Division of Endocrinology, Metabolism, and Diabetes (I.T.-A., J.B., R.C.C., E.D.A.) and Program in Human Molecular Biology and Genetics (I.T.-A., J.B., E.D.A.), University of Utah School of Medicine, Salt Lake City, Utah 84112

Address all correspondence and requests for reprints to: E. Dale Abel, M.D., Ph.D., Division of Endocrinology, Metabolism, and Diabetes and Program in Human Molecular Biology and Genetics, 15 North 2030 East, Building 533, Room 3410B, Salt Lake City, Utah 84112. E-mail: dale.abel{at}hmbg.utah.edu.

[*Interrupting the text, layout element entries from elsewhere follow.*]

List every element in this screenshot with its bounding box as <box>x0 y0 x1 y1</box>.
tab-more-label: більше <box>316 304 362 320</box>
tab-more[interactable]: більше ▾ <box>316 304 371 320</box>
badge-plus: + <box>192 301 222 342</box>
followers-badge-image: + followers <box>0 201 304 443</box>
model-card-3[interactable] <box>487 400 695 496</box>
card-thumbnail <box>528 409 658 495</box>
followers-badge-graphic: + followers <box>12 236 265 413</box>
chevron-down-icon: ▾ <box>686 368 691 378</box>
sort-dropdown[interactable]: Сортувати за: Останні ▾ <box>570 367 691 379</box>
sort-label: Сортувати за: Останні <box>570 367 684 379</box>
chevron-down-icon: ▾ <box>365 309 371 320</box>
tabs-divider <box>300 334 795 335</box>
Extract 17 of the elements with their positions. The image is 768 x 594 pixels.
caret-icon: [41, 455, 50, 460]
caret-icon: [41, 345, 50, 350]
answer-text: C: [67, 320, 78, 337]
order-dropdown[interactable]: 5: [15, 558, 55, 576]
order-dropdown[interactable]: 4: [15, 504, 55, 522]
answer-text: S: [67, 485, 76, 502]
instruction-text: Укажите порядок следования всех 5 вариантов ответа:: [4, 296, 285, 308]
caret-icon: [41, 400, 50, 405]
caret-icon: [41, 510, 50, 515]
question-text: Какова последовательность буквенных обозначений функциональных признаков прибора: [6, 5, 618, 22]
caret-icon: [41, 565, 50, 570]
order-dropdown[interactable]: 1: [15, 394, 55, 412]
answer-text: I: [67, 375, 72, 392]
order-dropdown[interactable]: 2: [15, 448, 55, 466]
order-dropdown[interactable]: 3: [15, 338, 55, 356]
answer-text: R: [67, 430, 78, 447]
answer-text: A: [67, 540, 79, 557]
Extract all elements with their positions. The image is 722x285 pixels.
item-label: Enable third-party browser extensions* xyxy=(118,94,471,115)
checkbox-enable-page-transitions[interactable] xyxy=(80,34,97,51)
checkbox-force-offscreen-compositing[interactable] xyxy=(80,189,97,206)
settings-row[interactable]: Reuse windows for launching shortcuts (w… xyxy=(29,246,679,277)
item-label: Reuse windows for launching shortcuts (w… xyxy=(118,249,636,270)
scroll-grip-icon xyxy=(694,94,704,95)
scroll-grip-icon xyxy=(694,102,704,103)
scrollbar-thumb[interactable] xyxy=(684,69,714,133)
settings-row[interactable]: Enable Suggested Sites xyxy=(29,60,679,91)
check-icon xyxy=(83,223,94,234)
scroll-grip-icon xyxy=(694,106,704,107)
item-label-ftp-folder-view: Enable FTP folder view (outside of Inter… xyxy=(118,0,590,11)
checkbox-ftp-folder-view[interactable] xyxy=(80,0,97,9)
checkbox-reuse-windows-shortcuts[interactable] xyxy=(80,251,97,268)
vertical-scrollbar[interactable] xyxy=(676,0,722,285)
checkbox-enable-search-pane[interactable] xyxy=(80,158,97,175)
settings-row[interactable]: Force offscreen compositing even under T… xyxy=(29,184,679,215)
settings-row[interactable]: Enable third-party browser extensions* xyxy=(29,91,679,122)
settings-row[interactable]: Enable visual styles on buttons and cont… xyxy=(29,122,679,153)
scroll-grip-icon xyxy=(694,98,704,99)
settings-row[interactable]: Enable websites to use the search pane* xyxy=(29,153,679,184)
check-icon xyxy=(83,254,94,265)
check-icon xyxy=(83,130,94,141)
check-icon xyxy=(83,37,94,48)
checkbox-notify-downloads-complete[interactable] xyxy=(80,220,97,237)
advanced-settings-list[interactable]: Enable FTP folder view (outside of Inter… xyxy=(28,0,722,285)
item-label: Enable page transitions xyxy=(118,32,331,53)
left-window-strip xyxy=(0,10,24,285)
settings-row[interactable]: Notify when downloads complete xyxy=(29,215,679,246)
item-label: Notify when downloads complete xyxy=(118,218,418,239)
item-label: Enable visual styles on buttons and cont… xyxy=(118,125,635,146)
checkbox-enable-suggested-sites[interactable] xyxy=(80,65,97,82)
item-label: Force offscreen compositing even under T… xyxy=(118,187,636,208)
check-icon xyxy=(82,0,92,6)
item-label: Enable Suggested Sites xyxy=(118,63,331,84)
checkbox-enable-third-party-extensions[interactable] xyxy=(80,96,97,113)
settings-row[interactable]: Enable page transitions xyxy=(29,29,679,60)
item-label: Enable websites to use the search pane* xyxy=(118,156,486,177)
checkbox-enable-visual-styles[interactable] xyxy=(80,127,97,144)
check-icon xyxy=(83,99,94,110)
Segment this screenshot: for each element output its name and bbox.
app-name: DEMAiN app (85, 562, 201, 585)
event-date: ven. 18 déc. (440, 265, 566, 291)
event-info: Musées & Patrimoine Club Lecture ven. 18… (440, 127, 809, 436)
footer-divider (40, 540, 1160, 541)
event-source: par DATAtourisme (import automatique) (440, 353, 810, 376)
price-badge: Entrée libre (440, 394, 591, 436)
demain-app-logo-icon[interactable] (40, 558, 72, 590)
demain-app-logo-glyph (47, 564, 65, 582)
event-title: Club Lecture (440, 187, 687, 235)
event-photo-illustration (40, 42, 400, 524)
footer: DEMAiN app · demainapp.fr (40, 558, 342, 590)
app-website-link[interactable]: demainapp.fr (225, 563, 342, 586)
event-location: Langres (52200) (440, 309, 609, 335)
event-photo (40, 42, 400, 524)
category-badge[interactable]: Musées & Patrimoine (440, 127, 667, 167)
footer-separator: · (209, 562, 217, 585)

The goal of this study was to determine whether inhibiting the renin-angiotensin system would restore insulin signaling and normalize substrate use in hearts from obese ob/ob mice. Mice were treated for 4 wk with Captopril (4 mg/kg·d). Circulating levels of free fatty acids, triglycerides, and insulin were measured and glucose tolerance tests performed. Rates of palmitate oxidation and glycolysis, oxygen consumption, and cardiac power were determined in isolated working hearts in the presence and absence of insulin, along with levels of phosphorylation of Akt and AMP-activated protein kinase (AMPK). Captopril treatment did not correct the hyperinsulinemia or impaired glucose tolerance in ob/ob mice. Rates of fatty acid oxidation were increased and glycolysis decreased in ob/ob hearts, and insulin did not modulate substrate use in hearts of ob/ob mice and did not increase Akt phosphorylation. Captopril restored the ability of insulin to regulate fatty acid oxidation and glycolysis in hearts of ob/ob mice, possibly by increasing Akt phosphorylation. Moreover, AMPK phosphorylation, which was increased in hearts of ob/ob mice, was normalized by Captopril treatment, suggesting that in addition to restoring insulin sensitivity, Captopril treatment improved myocardial energetics. Thus, angiotensin-converting enzyme inhibitors restore the responsiveness of ob/ob mouse hearts to insulin and normalizes AMPK activity independently of effects on systemic metabolic homeostasis.